2018 journal article
Precipitation, landsliding, and erosion across the Olympic Mountains, Washington State, USA
Geomorphology, 300, 141–150.
author keywords: Olympic Mountains; Olympic Peninsula; Landslides; Erosion rates; Climate; Precipitation
UN Sustainable Development Goal Categories
13. Climate Action
(Web of Science; OpenAlex)
Source: Crossref
Added: February 24, 2020
In the Olympic Mountains of Washington State, landsliding is the primary surface process by which bedrock and hillslope regolith are delivered to river networks. However, the relative importance of large earthquakes versus high magnitude precipitation events to the total volume of landslide material transported to valley bottoms remains unknown in part due to the absence of large historical earthquakes. To test the hypothesis that erosion is linked to precipitation, approximately 1000 landslides were mapped from Google Earth imagery between 1990 and 2015 along a ~ 15 km-wide × ~ 85 km-long (1250 km2) swath across the range.
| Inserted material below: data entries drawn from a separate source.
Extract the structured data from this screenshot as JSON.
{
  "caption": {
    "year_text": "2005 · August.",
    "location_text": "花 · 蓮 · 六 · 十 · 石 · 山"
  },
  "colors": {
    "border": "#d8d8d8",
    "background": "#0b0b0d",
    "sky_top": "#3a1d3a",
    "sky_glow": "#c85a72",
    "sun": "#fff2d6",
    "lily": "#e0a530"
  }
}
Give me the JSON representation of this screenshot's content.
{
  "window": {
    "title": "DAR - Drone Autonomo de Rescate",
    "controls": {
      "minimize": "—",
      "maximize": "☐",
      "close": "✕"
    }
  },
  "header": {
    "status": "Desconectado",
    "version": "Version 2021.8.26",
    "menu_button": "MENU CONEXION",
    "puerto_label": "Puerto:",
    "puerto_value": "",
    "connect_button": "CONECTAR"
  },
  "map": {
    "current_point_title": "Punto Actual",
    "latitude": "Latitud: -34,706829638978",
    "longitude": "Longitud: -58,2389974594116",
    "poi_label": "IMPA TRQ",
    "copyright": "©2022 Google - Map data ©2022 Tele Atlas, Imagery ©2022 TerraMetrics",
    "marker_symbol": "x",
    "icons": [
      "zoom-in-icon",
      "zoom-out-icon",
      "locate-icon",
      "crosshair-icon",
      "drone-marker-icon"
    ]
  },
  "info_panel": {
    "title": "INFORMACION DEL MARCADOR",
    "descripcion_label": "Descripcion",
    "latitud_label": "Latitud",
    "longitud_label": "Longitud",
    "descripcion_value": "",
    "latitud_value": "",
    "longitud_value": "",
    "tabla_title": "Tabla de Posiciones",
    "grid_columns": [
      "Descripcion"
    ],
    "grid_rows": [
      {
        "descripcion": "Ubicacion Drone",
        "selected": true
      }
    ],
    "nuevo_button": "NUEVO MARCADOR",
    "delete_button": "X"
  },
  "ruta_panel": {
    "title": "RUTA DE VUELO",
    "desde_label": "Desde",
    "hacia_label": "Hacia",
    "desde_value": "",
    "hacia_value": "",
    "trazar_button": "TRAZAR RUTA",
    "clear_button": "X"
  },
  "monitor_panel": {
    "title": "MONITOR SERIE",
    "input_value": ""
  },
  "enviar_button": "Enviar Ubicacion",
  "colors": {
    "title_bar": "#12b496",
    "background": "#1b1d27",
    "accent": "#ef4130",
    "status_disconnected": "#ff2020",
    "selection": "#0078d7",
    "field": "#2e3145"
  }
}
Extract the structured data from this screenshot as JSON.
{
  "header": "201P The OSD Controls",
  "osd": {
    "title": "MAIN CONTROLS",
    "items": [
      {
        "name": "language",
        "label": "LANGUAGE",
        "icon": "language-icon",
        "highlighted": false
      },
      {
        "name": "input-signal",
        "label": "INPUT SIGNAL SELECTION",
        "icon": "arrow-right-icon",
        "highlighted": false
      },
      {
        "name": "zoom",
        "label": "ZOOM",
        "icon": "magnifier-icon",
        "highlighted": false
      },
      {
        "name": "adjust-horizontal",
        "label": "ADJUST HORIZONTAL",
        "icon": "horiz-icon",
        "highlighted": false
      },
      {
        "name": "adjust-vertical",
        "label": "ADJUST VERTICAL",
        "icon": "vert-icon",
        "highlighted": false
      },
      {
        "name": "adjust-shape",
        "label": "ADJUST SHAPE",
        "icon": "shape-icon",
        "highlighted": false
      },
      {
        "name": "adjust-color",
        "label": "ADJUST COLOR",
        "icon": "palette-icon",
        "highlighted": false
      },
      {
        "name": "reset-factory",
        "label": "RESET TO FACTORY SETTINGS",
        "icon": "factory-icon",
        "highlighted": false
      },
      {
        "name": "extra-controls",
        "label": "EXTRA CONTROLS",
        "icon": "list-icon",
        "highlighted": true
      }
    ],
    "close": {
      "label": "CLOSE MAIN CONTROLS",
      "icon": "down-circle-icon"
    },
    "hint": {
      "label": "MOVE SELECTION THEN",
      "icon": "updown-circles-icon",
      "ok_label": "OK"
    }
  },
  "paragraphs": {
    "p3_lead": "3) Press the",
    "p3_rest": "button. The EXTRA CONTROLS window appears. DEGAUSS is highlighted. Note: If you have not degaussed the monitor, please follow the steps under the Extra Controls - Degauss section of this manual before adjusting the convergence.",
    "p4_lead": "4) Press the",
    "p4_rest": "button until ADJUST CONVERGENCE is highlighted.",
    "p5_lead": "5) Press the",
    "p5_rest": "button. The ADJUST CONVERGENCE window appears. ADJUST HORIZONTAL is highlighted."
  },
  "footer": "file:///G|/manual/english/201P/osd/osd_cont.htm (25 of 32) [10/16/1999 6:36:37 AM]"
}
The volume of hillslope material moved by each slide was calculated using previously published area–volume scaling relationships, and the spatial distribution of landslide volume was compared to mean annual precipitation data acquired from the PRISM climate group for the period 1981–2010. Statistical analysis reveals a significant correlation (r = 0.55; p < 0.001) between total landslide volume and mean annual precipitation, with 98% of landslide volume occurring along the windward, high-precipitation side of the range during the 25-year interval. Normalized to area, this volume yields a basin-wide erosion rate of 0.28 ± 0.11 mm yr− 1, which is similar to previous time-variable estimates of erosion throughout the Olympic Mountains, including those from river sediment yield, cosmogenic 10Be, fluvial terrace incision, and thermochronometry. The lack of large historic earthquakes makes it difficult to assess the relative contributions of precipitation and seismic shaking to total erosion, but our results suggest that climate, and more specifically a sharp precipitation gradient, plays an important role in controlling erosion and landscape evolution over both short and long timescales across the Olympic Mountains.